O Ministério Público estadual denunciou ontem, dia 18, quatro pessoas investigadas pelos crimes de extorsão, associação criminosa, tortura, sequestro e cárcere privados de idosos e pessoas com deficiência no Centro de Recuperação Projeto de Instituição Evangelizar (Centro de Recuperação IDE), em Feira de Santana. Eles também foram denunciados pelos crimes de maus-tratos e redução à condição análoga à de escravidão.

Conforme a denúncia, os acusados João Tavares da Silva, que é responsável pelo Centro Terapêutico Projeto IDE, e Phillipe Brito da Silva, coordenador do espaço e filho de João Tavares, constrangeram duas vítimas, mediante grave ameaça, a contraírem empréstimos e a sacarem benefícios previdenciários para eles. Além disso, os denunciados João Tavares, Phillipe Brito e Thiago Brito da Silva, no dia 29 de maio deste ano, submeteram um interno, com emprego de violência, a intenso sofrimento físico, como forma de aplicar castigo pessoal ou medida de caráter preventivo, resultando em lesões corporais de natureza grave. Em razão dos atos de violência, a vítima foi encaminhada ao Hospital Geral Clériston Andrade, onde se encontra internado na Unidade de Cuidados Intensivos.

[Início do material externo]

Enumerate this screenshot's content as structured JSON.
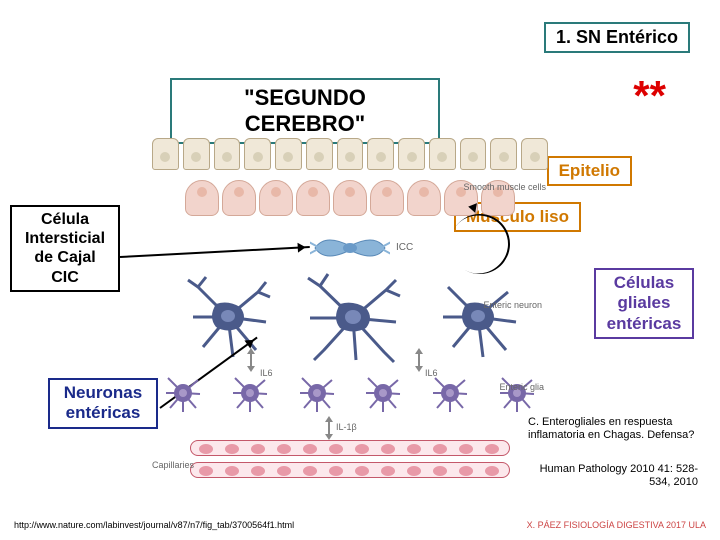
{
  "header": {
    "title": "1. SN Entérico",
    "subtitle": "\"SEGUNDO CEREBRO\"",
    "asterisk": "**"
  },
  "labels": {
    "epitelio": "Epitelio",
    "musculo": "Músculo liso",
    "cic": "Célula Intersticial de Cajal CIC",
    "gliales": "Células gliales entéricas",
    "neuronas": "Neuronas entéricas",
    "smooth": "Smooth muscle cells",
    "icc": "ICC",
    "enteric_neuron": "Enteric neuron",
    "enteric_glia": "Enteric glia",
    "il6": "IL6",
    "il1b": "IL-1β",
    "capillaries": "Capillaries"
  },
  "notes": {
    "n1": "C. Enterogliales en respuesta inflamatoria en Chagas. Defensa?",
    "n2": "Human Pathology 2010 41: 528-534, 2010"
  },
  "footer": {
    "url": "http://www.nature.com/labinvest/journal/v87/n7/fig_tab/3700564f1.html",
    "credit": "X. PÁEZ  FISIOLOGÍA DIGESTIVA 2017 ULA"
  },
  "colors": {
    "teal": "#2a7a7a",
    "orange": "#d07800",
    "purple": "#5a3aa0",
    "blue": "#1a2a8a",
    "red": "#d00000",
    "icc_fill": "#8ab4d8",
    "neuron_fill": "#4a5a8a",
    "glia_fill": "#7868a8"
  },
  "diagram": {
    "epithelium_cells": 13,
    "smooth_muscle_cells": 9,
    "glia_cells": 6,
    "capillary_cells": 12
  }
}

João Tavares, e seus filhos Phillipe e Thiago Brito; e Bárbara Conceição Magalhães dos Santos, secretária e nora de João Tavares, foram presos em flagrante, no dia 4 deste mês durante uma operação conjunta realizada pelo MP, com apoio das polícias Civil e Militar, no Centro de Recuperação IDE. O local era clandestino e funcionava sem alvará sanitário. A operação cumpriu uma decisão Judicial que atendeu pedido do MP para interditar o local, onde foi constatada a prática de maus-tratos. A decisão judicial determinou o fechamento da instituição, após o encaminhamento dos pacientes para suas famílias ou para outros centros que atendam as suas necessidades.

Estão presos os denunciados João Tavares, Phillipe Brito e Thiago Brito. Consta ainda na denúncia que, no dia da operação do MP, os denunciados também foram presos em flagrante porque, agindo conjuntamente, privaram de sua liberdade, por meio de cárcere privado, durante mais de quinze dias, quatro pessoas, praticando crimes de maus-tratos e grave sofrimento físico e moral.

Nâo conseguimos localizar os advogados dos citados, porém o espaço fica aberto para o contraditório.